Suburban homes are being turned into makeshift warehouses as the overseas hunger for Aussie baby formula continues to grow.
The Chinese market is being fed by “daigous” – buyers who clear supermarket shelves of baby formula on behalf of Chinese mothers.
Despite the inconvenience to Australian parents, most suppliers are big fans of the daigou market.
A2 Milk Company Australia, New Zealand and Asia chief executive Peter Nathan said the company was shipping more than double the volume in 2017 it had by this time last year.
“We understand that Chinese mothers want what is the best brand for their baby, and they’re prepared to pay for it,” he said.
However, Mr Nathan pledged that A2 would not leave local buyers in the lurch.

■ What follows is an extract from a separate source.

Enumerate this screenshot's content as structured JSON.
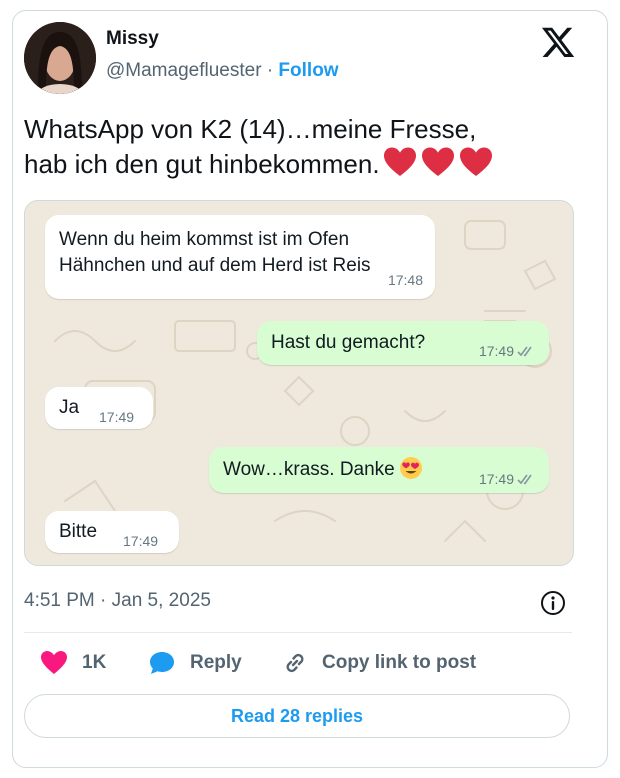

Some suburban homes are being used as warehouses.The market is completely legal.
“What we are saying is this: we will provide you with the product you want, or the variants you want, if you contact us directly,” he said.

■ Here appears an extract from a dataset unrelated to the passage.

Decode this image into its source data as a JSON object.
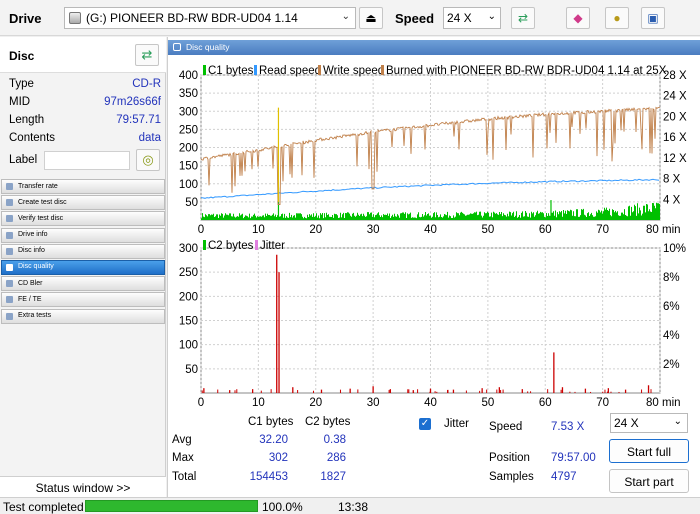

“That is our commitment to you.”
A Current Affair discovered what appeared to be a formula warehouse in a south-east Melbourne garage.
The residents bought up a boot load of baby formula before returning to apparently package and label it at home.
When the garage is full, the big trucks arrive to ship it away – completely legally.
International trade law Professor Justin Molban said the mark-up in price from Australia to China provided a profit motive.
“Between purchasing it in Australia and selling it overseas between $70 and $90, you can see there’s plenty of room there for arbitrage,” he said.